The lessons that stick with me most are the ones where I can find the time to reflect on what happened without all the emotional baggage that usually comes truly bad decisions. In other words, nobody got hurt and I won't make that mistake again.
What mistake? Taking two kids up a sketchy slope before they were ready. Which kids? Lilly and Henry. Where? Above Narada Falls in Mount Rainier National Park.
Looking up from the end of the maintenance road the slope didn't look so bad. The snow conditions felt stable and the avalanche forecast wasn't anything to be concerned about. There was a track switchbacking up the steep hill and many others had been on it already this morning since this was a popular access into the Tatoosh Range during Winter.
Yet I thought initially we'd wind our way up through the trees. The guides all suggest taking the longer, safer route when the snow wasn't stable, but that didn't apply this time. It didn't apply to us.
(It should have.)
Up we went. Pretty quickly I started feeling uneasy. Lilly and Henry are both pretty strong snowshoers, but they're still only eight and 11. And although they've played with ice axes they don't have any practical experience, not to mention we weren't carrying axes. Instead, I stuck very, very close to them, slightly downhill, and they used trekking poles without snow baskets to approximate an axe's spike.
When we got to a switchback about half way up we could have continued straight about 50 feet into the trees. Looking at the remaining slope above us I figured we could continue up without too much more trouble. While my gut told me to head for the trees my head said that was too much trouble and would take too much time. Just one more switchback and we'll be at the top.
At the next switchback my common sense finally kicked in. Instead of heading back out onto the open slope we broke trail into the trees. I wish I could say there was some triumphant moment when the slope gave out and slid where we would have been. Or that once in the safety of the trees one of the kids lost their footing, but only slid a few feet. Nope. Nothing like that at all. We sat on the bare rocks for a few minutes so they could snack and I could think through what I had done wrong.
It all came down to not trusting my instincts. Even before I saw the slope my instinct told me to play it safe in the trees. Once we were on the snow I felt like we should retreat. Even nearly all the way up the hill I kept pushing when the safer route was obviously the better choice.
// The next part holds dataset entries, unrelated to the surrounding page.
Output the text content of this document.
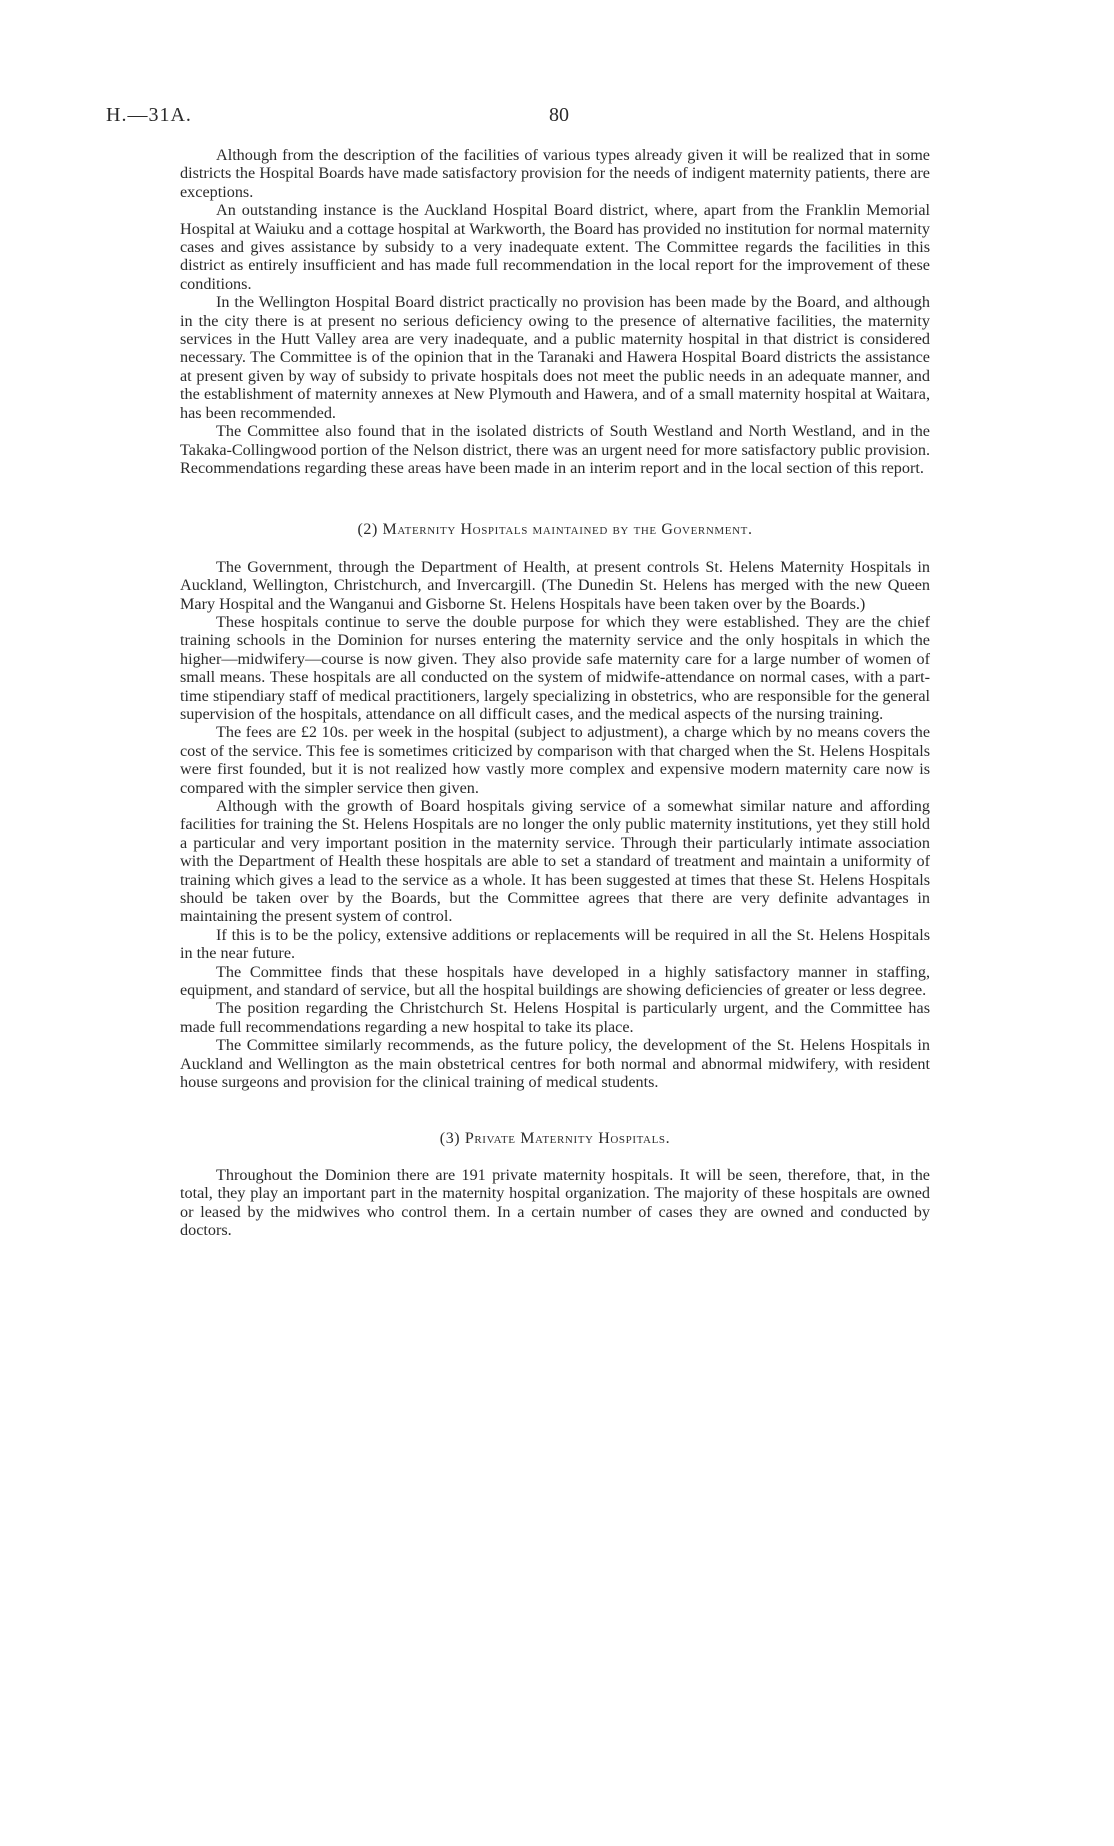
H.—31A.	80

Although from the description of the facilities of various types already given it will be realized that in some districts the Hospital Boards have made satisfactory provision for the needs of indigent maternity patients, there are exceptions.

An outstanding instance is the Auckland Hospital Board district, where, apart from the Franklin Memorial Hospital at Waiuku and a cottage hospital at Warkworth, the Board has provided no institution for normal maternity cases and gives assistance by subsidy to a very inadequate extent. The Committee regards the facilities in this district as entirely insufficient and has made full recommendation in the local report for the improvement of these conditions.

In the Wellington Hospital Board district practically no provision has been made by the Board, and although in the city there is at present no serious deficiency owing to the presence of alternative facilities, the maternity services in the Hutt Valley area are very inadequate, and a public maternity hospital in that district is considered necessary. The Committee is of the opinion that in the Taranaki and Hawera Hospital Board districts the assistance at present given by way of subsidy to private hospitals does not meet the public needs in an adequate manner, and the establishment of maternity annexes at New Plymouth and Hawera, and of a small maternity hospital at Waitara, has been recommended.

The Committee also found that in the isolated districts of South Westland and North Westland, and in the Takaka-Collingwood portion of the Nelson district, there was an urgent need for more satisfactory public provision. Recommendations regarding these areas have been made in an interim report and in the local section of this report.

(2) Maternity Hospitals maintained by the Government.

The Government, through the Department of Health, at present controls St. Helens Maternity Hospitals in Auckland, Wellington, Christchurch, and Invercargill. (The Dunedin St. Helens has merged with the new Queen Mary Hospital and the Wanganui and Gisborne St. Helens Hospitals have been taken over by the Boards.)

These hospitals continue to serve the double purpose for which they were established. They are the chief training schools in the Dominion for nurses entering the maternity service and the only hospitals in which the higher—midwifery—course is now given. They also provide safe maternity care for a large number of women of small means. These hospitals are all conducted on the system of midwife-attendance on normal cases, with a part-time stipendiary staff of medical practitioners, largely specializing in obstetrics, who are responsible for the general supervision of the hospitals, attendance on all difficult cases, and the medical aspects of the nursing training.

The fees are £2 10s. per week in the hospital (subject to adjustment), a charge which by no means covers the cost of the service. This fee is sometimes criticized by comparison with that charged when the St. Helens Hospitals were first founded, but it is not realized how vastly more complex and expensive modern maternity care now is compared with the simpler service then given.

Although with the growth of Board hospitals giving service of a somewhat similar nature and affording facilities for training the St. Helens Hospitals are no longer the only public maternity institutions, yet they still hold a particular and very important position in the maternity service. Through their particularly intimate association with the Department of Health these hospitals are able to set a standard of treatment and maintain a uniformity of training which gives a lead to the service as a whole. It has been suggested at times that these St. Helens Hospitals should be taken over by the Boards, but the Committee agrees that there are very definite advantages in maintaining the present system of control.

If this is to be the policy, extensive additions or replacements will be required in all the St. Helens Hospitals in the near future.

The Committee finds that these hospitals have developed in a highly satisfactory manner in staffing, equipment, and standard of service, but all the hospital buildings are showing deficiencies of greater or less degree.

The position regarding the Christchurch St. Helens Hospital is particularly urgent, and the Committee has made full recommendations regarding a new hospital to take its place.

The Committee similarly recommends, as the future policy, the development of the St. Helens Hospitals in Auckland and Wellington as the main obstetrical centres for both normal and abnormal midwifery, with resident house surgeons and provision for the clinical training of medical students.

(3) Private Maternity Hospitals.

Throughout the Dominion there are 191 private maternity hospitals. It will be seen, therefore, that, in the total, they play an important part in the maternity hospital organization. The majority of these hospitals are owned or leased by the midwives who control them. In a certain number of cases they are owned and conducted by doctors.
At eight and 11 the kids are old enough that I can talk with them about times like this at least in abstract ways. While we clambered up the bare ground through the trees and along the snowy road to Reflection Lakes we discussed what might have been done better. They know I make mistakes so this wasn't new, but it was the first time we'd had a chance to talk it through while still on the adventure.
As valuable as the discussion was, the topic faded when we got to Reflection Lake and dropped our packs. It was a beautiful sunny day, though the Mountain was hiding behind her own clouds that seemed to move past and then somehow reappear. (It's only in the time lapse below that it's easy to see the clouds forming just when you think it's going to clear.)
(Don't worry. I now have a tripod mount for my iPhone.)
We played on the snowy beach for an hour or more before returning to Narada Falls. Standing above the slope we agreed that we didn't want to head down that way. (Had I been with my usual hiking buddies we'd have glissaded it and had a great run.) Instead, we followed the well-trod track to the route through the woods we should have taken up in the first place. There, the kids did get to glissade a few short hills and I was happy that I wasn't placing them in unnecessary danger.
The moral of the story is you need to trust your instincts. When I'm out on a big mountain any one of our party can make the call that sends us home without a summit. Instincts can play that role when there's no one else around. Listen to your gut and make the best decisions you can. Most importantly, when it's all done look back and think about what you could have done better. And never be too proud to admit you could have made better decisions.